In a statement Monday, Trillium Power Wind Corp. said the Superior Court of Justice has allowed the new allegation in an amended $500-million statement of claim.
Trillium's unproven claim now includes allegations the Ontario government "intentionally destroyed evidence relevant to the central issue in this litigation and purged emails, records and documents from its files."
The suit arose in 2011 after the province cancelled the company's wind project in Lake Ontario, about 28 kilometres from Kingston, Ont. At the time, the government said more scientific studies were needed and issued a moratorium on offshore wind farms.
The company alleges the government cannot back its claim — through documents or communications — that the decision to cancel the project was a "core policy" decision.
In its statement of claim, Trillium asserts that government workers assigned a code name in discussions of the wind project to hide communications it says were designed to injure the company.
Trillium also says it found emails to and from the premier's office that are not listed in records the government produced as part of the litigation process.
"We were shocked to recently find proof that there was a wilful destruction of evidence more than one year after Trillium Power sued the government of Ontario," CEO John Kourtoff said in a statement.
"We strongly believe that this is both an attack on the administration of justice and on our carefully balanced evidentiary-based legal system."
None of Trillium's allegations has been proven in court.
Jennifer Beaudry, a spokeswoman for Energy Minister Bob Chiarelli, said the government couldn't comment on the ongoing litigation.
"We take our record-keeping obligations very seriously," Beaudry said in an email. "We're committed to being open, accountable and transparent."
The government said Monday it is still examining offshore wind farms.
"We're taking a cautious and responsible approach to offshore wind to allow for the development of scientific research and co-ordination," Beaudry said. "That’s why there is currently a moratorium."

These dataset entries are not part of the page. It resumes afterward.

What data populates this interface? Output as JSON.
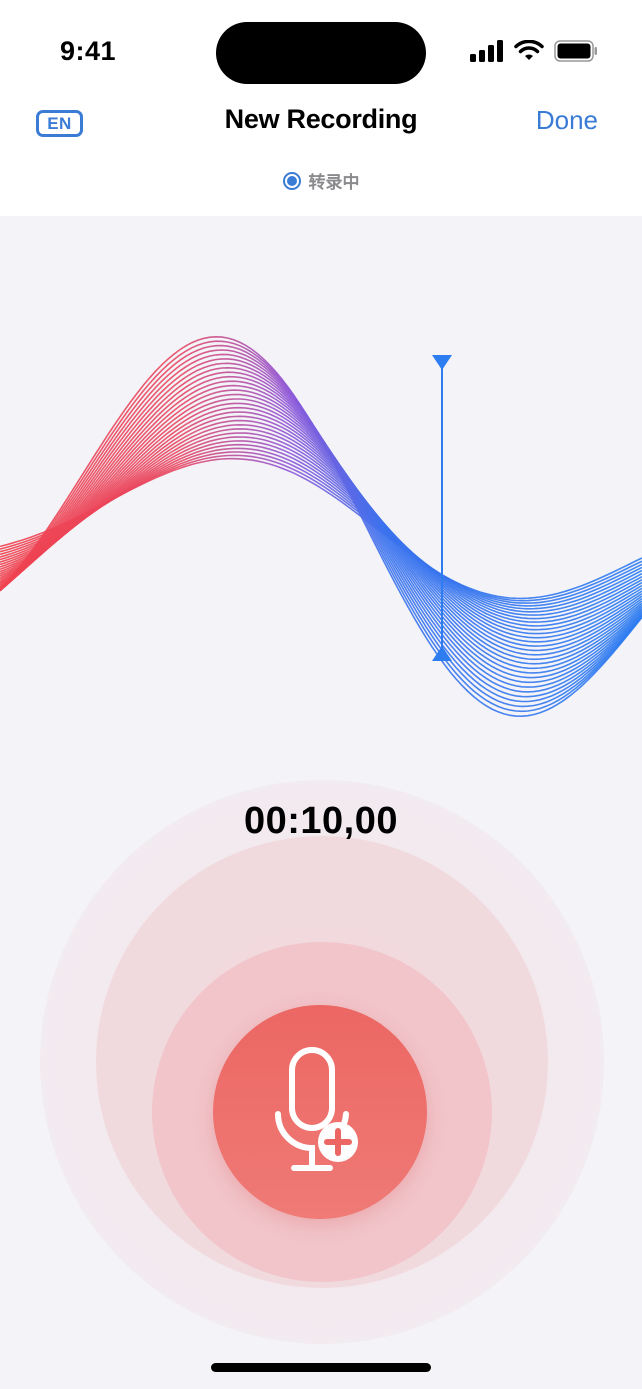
{
  "status_bar": {
    "time": "9:41",
    "icons": [
      "signal-icon",
      "wifi-icon",
      "battery-icon"
    ]
  },
  "nav": {
    "language_label": "EN",
    "title": "New Recording",
    "done_label": "Done"
  },
  "transcribe": {
    "status_text": "转录中"
  },
  "recording": {
    "elapsed_time": "00:10,00"
  },
  "colors": {
    "accent": "#3a7bd5",
    "wave_start": "#f0414e",
    "wave_end": "#2d7cf0",
    "record_button": "#ec6763"
  },
  "icons": {
    "record_button_icon": "microphone-plus-icon",
    "playhead": "playhead-marker-icon"
  }
}
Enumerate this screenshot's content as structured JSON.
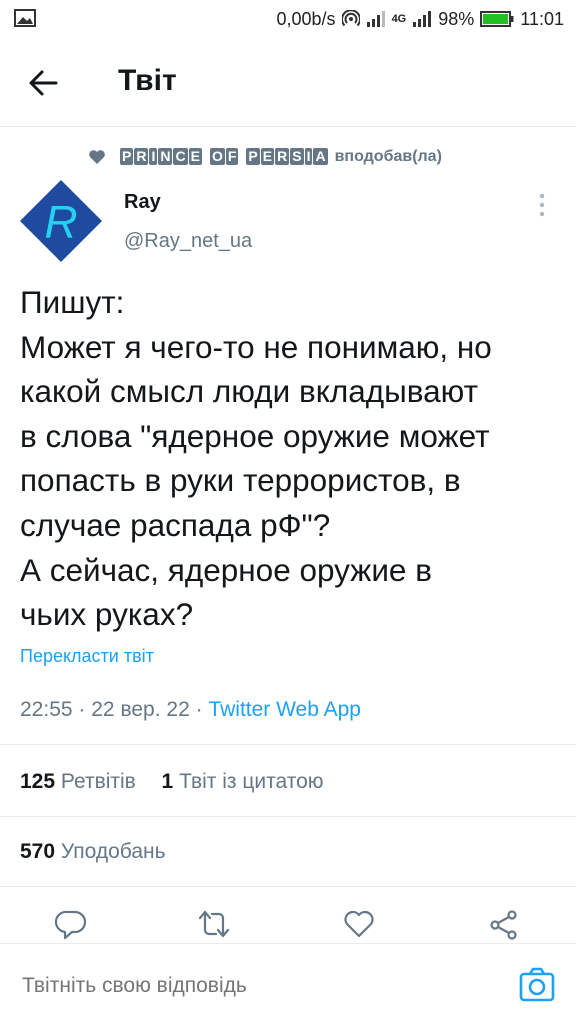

This is not the first time the Liberal government has been accused of destroying sensitive documents — possibly illegally.
Provincial police are continuing to investigate deleted emails about then-premier Dalton McGuinty's cancellation of two gas-fired power plants in Mississauga and Oakville in the run-up to the 2011 election. Police allege the deletion took place in the final day's of McGuinty's government.
A Trillium lawyer said the case could go to trial in early 2016 but Kourtoff called on Premier Kathleen Wynne to resolve the litigation.
"What has been perpetrated here is an affront to the sensibilities of all Ontarians," he said.
"(Wynne) has to decide if she wants to resolve this matter, which is a litmus test for Canadian and international investors as well as for the rule of law."